3. Clickstream. Be very wary of clickstream reporting. Everyone who looks at web analytics says "I must have clickstream". The reality is that with most softwre solutions you get the list of "top paths". This is a huge, messy set of complex paths which generally tells you not too much about your customers. It can be extremely hard to interpret and is generally very costly to compute. There are two technical approaches to clickstream reporting that I have seen that I think are useful and interpretable. Those are from ClickTracks (which you say you have tried) and at the other end of the cost scale from SPSS with their solution which uses data mining to discover significant paths. The thing that both have in common is that they can look at paths by user segment. Also, the SPSS solution can produce clickstreams by 'events' or important site activities.
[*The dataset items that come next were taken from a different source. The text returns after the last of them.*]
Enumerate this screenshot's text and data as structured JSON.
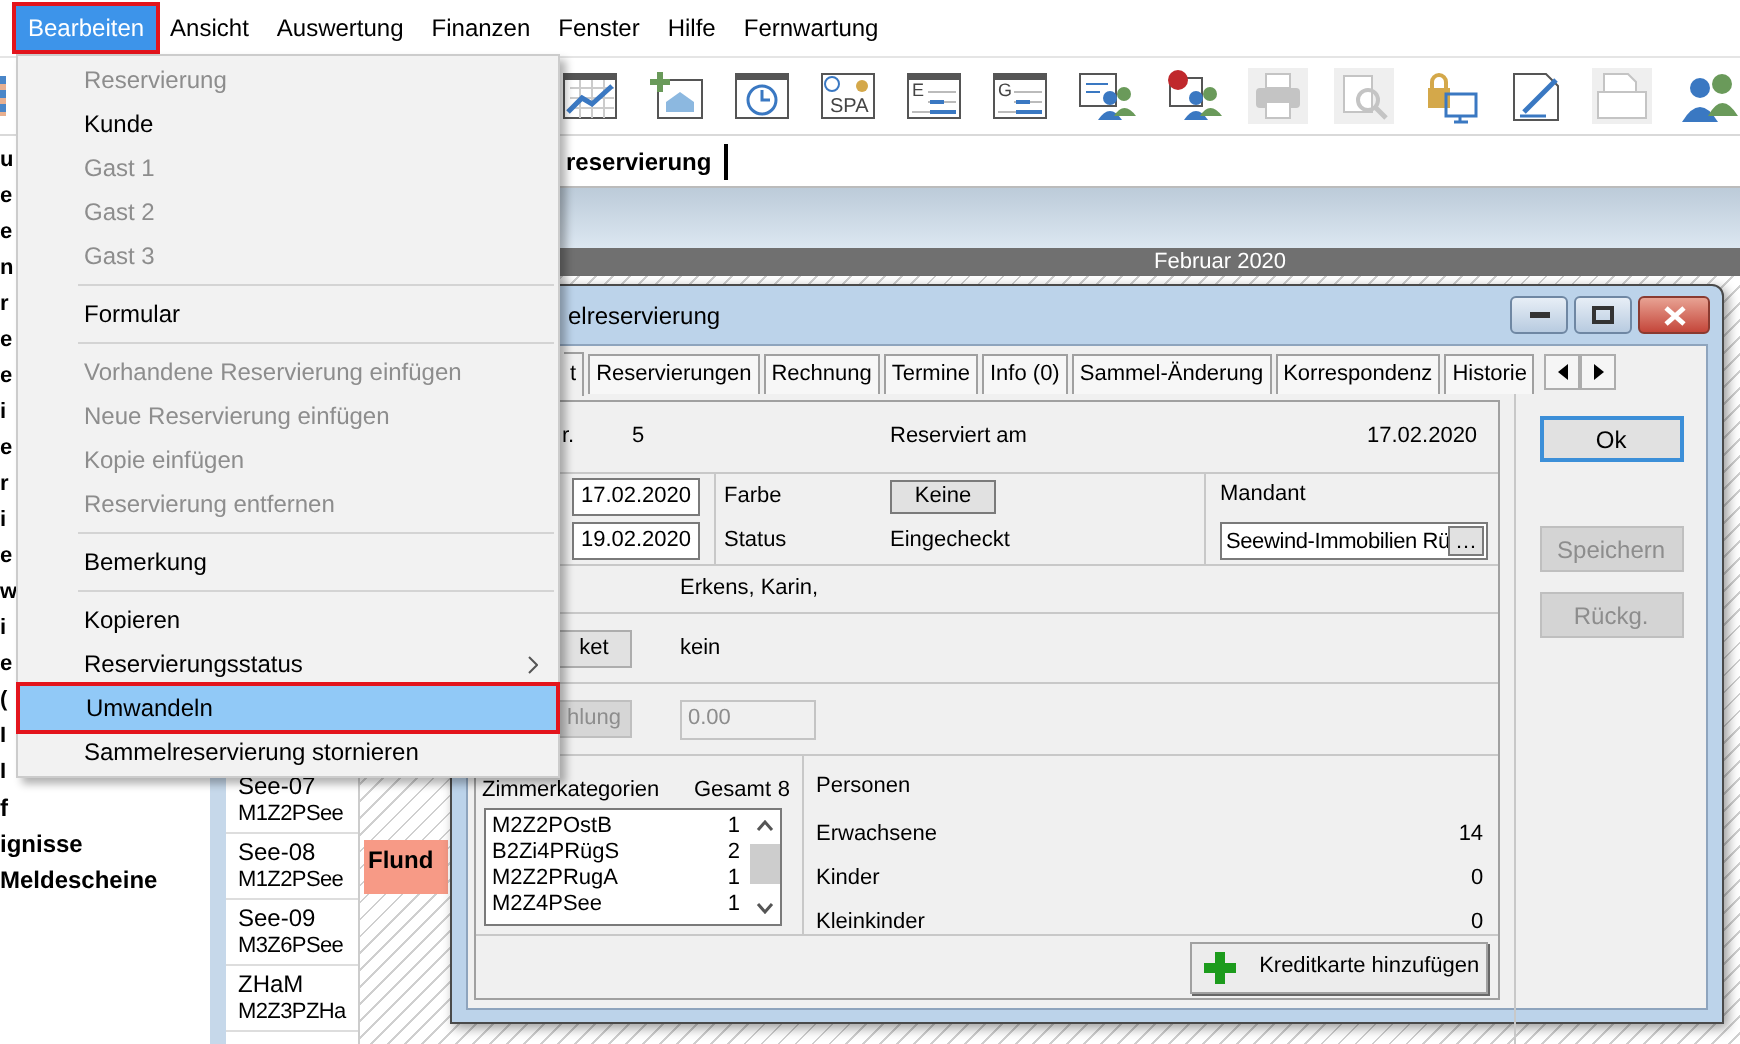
{
  "menubar": [
    {
      "label": "Bearbeiten",
      "selected": true
    },
    {
      "label": "Ansicht",
      "selected": false
    },
    {
      "label": "Auswertung",
      "selected": false
    },
    {
      "label": "Finanzen",
      "selected": false
    },
    {
      "label": "Fenster",
      "selected": false
    },
    {
      "label": "Hilfe",
      "selected": false
    },
    {
      "label": "Fernwartung",
      "selected": false
    }
  ],
  "toolbar": [
    {
      "kind": "chart",
      "disabled": false
    },
    {
      "kind": "add-house",
      "disabled": false
    },
    {
      "kind": "clock",
      "disabled": false
    },
    {
      "kind": "spa",
      "label": "SPA",
      "disabled": false
    },
    {
      "kind": "list",
      "label": "E",
      "disabled": false
    },
    {
      "kind": "list",
      "label": "G",
      "disabled": false
    },
    {
      "kind": "guests",
      "disabled": false
    },
    {
      "kind": "guests-question",
      "disabled": false
    },
    {
      "kind": "printer",
      "disabled": true
    },
    {
      "kind": "preview",
      "disabled": true
    },
    {
      "kind": "lock-screen",
      "disabled": false
    },
    {
      "kind": "edit",
      "disabled": false
    },
    {
      "kind": "letter",
      "disabled": true
    },
    {
      "kind": "users",
      "disabled": false
    }
  ],
  "document_tab": {
    "label": "reservierung"
  },
  "sidebar": {
    "fragments": [
      "u",
      "e",
      "e",
      "n",
      "r",
      "e",
      "e",
      "i",
      "e",
      "r",
      "i",
      "e",
      "w",
      "i",
      "e",
      "(",
      "I",
      "I"
    ],
    "items": [
      "f",
      "ignisse",
      "Meldescheine"
    ]
  },
  "calendar": {
    "month": "Februar 2020",
    "rooms": [
      {
        "name": "See-07",
        "category": "M1Z2PSee"
      },
      {
        "name": "See-08",
        "category": "M1Z2PSee",
        "booking": {
          "label": "Flund",
          "color": "#f79a86"
        }
      },
      {
        "name": "See-09",
        "category": "M3Z6PSee"
      },
      {
        "name": "ZHaM",
        "category": "M2Z3PZHa"
      }
    ]
  },
  "dialog": {
    "title": "elreservierung",
    "tabs": [
      {
        "label": "t",
        "selected": true
      },
      {
        "label": "Reservierungen",
        "selected": false
      },
      {
        "label": "Rechnung",
        "selected": false
      },
      {
        "label": "Termine",
        "selected": false
      },
      {
        "label": "Info (0)",
        "selected": false
      },
      {
        "label": "Sammel-Änderung",
        "selected": false
      },
      {
        "label": "Korrespondenz",
        "selected": false
      },
      {
        "label": "Historie",
        "selected": false
      }
    ],
    "number_label": "r.",
    "number": "5",
    "reserved_label": "Reserviert am",
    "reserved_date": "17.02.2020",
    "arrival": "17.02.2020",
    "departure": "19.02.2020",
    "color_label": "Farbe",
    "color_button": "Keine",
    "status_label": "Status",
    "status": "Eingecheckt",
    "client_label": "Mandant",
    "client": "Seewind-Immobilien Rü",
    "client_button": "…",
    "guest": "Erkens, Karin,",
    "ticket_button": "ket",
    "ticket": "kein",
    "payment_button": {
      "label": "hlung",
      "disabled": true
    },
    "payment": {
      "value": "0.00",
      "disabled": true
    },
    "room_categories": {
      "label": "Zimmerkategorien",
      "total_label": "Gesamt",
      "total": "8",
      "rows": [
        {
          "name": "M2Z2POstB",
          "count": "1"
        },
        {
          "name": "B2Zi4PRügS",
          "count": "2"
        },
        {
          "name": "M2Z2PRugA",
          "count": "1"
        },
        {
          "name": "M2Z4PSee",
          "count": "1"
        }
      ]
    },
    "persons": {
      "label": "Personen",
      "rows": [
        {
          "label": "Erwachsene",
          "value": "14"
        },
        {
          "label": "Kinder",
          "value": "0"
        },
        {
          "label": "Kleinkinder",
          "value": "0"
        }
      ]
    },
    "credit_card_button": "Kreditkarte hinzufügen",
    "buttons": [
      {
        "label": "Ok",
        "default": true,
        "disabled": false
      },
      {
        "label": "Speichern",
        "default": false,
        "disabled": true
      },
      {
        "label": "Rückg.",
        "default": false,
        "disabled": true
      }
    ]
  },
  "edit_menu": [
    {
      "kind": "item",
      "label": "Reservierung",
      "disabled": true,
      "selected": false,
      "submenu": false
    },
    {
      "kind": "item",
      "label": "Kunde",
      "disabled": false,
      "selected": false,
      "submenu": false
    },
    {
      "kind": "item",
      "label": "Gast 1",
      "disabled": true,
      "selected": false,
      "submenu": false
    },
    {
      "kind": "item",
      "label": "Gast 2",
      "disabled": true,
      "selected": false,
      "submenu": false
    },
    {
      "kind": "item",
      "label": "Gast 3",
      "disabled": true,
      "selected": false,
      "submenu": false
    },
    {
      "kind": "separator"
    },
    {
      "kind": "item",
      "label": "Formular",
      "disabled": false,
      "selected": false,
      "submenu": false
    },
    {
      "kind": "separator"
    },
    {
      "kind": "item",
      "label": "Vorhandene Reservierung einfügen",
      "disabled": true,
      "selected": false,
      "submenu": false
    },
    {
      "kind": "item",
      "label": "Neue Reservierung einfügen",
      "disabled": true,
      "selected": false,
      "submenu": false
    },
    {
      "kind": "item",
      "label": "Kopie einfügen",
      "disabled": true,
      "selected": false,
      "submenu": false
    },
    {
      "kind": "item",
      "label": "Reservierung entfernen",
      "disabled": true,
      "selected": false,
      "submenu": false
    },
    {
      "kind": "separator"
    },
    {
      "kind": "item",
      "label": "Bemerkung",
      "disabled": false,
      "selected": false,
      "submenu": false
    },
    {
      "kind": "separator"
    },
    {
      "kind": "item",
      "label": "Kopieren",
      "disabled": false,
      "selected": false,
      "submenu": false
    },
    {
      "kind": "item",
      "label": "Reservierungsstatus",
      "disabled": false,
      "selected": false,
      "submenu": true
    },
    {
      "kind": "item",
      "label": "Umwandeln",
      "disabled": false,
      "selected": true,
      "submenu": false
    },
    {
      "kind": "item",
      "label": "Sammelreservierung stornieren",
      "disabled": false,
      "selected": false,
      "submenu": false
    }
  ]
}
Again, be clear about the business result you want from clickstream reporting. It's nice to know the paths that people take through your site but do you NEED to know to improve your online business? Again, think about the actions you can take when you know then answer to the question.
4. Bot/spider activity. Again, these are reports that almost every web analytics tool can provide. Most should be able to tell you which bots/spiders came to your site and when.
So, I would urge you to define your analysis requirements based on the actions you will take when you have the information. If you can't take action then it probably isn't trying to produce the report. Be hard on yourself when creating reports and make sure they have an action. If you are being asked for reports by the business, ask them what action they will take based on the data to justify their requirements.
Sorry that much of this doesn't give you specific answers to your questions. The reason for this is that without understanding exactly what your business needs and why it's hard to recommend the right solution/solutions.
Don't be afraid of using more than one tool to get the answers you need. Also, ASP providers may be useful to you if you are concerned about processing large data volumes and in-house resources to do the work. For most companies I know, they use a combination of tools and techniques to find the answers they need.
Sorry this is such a long post! Phew!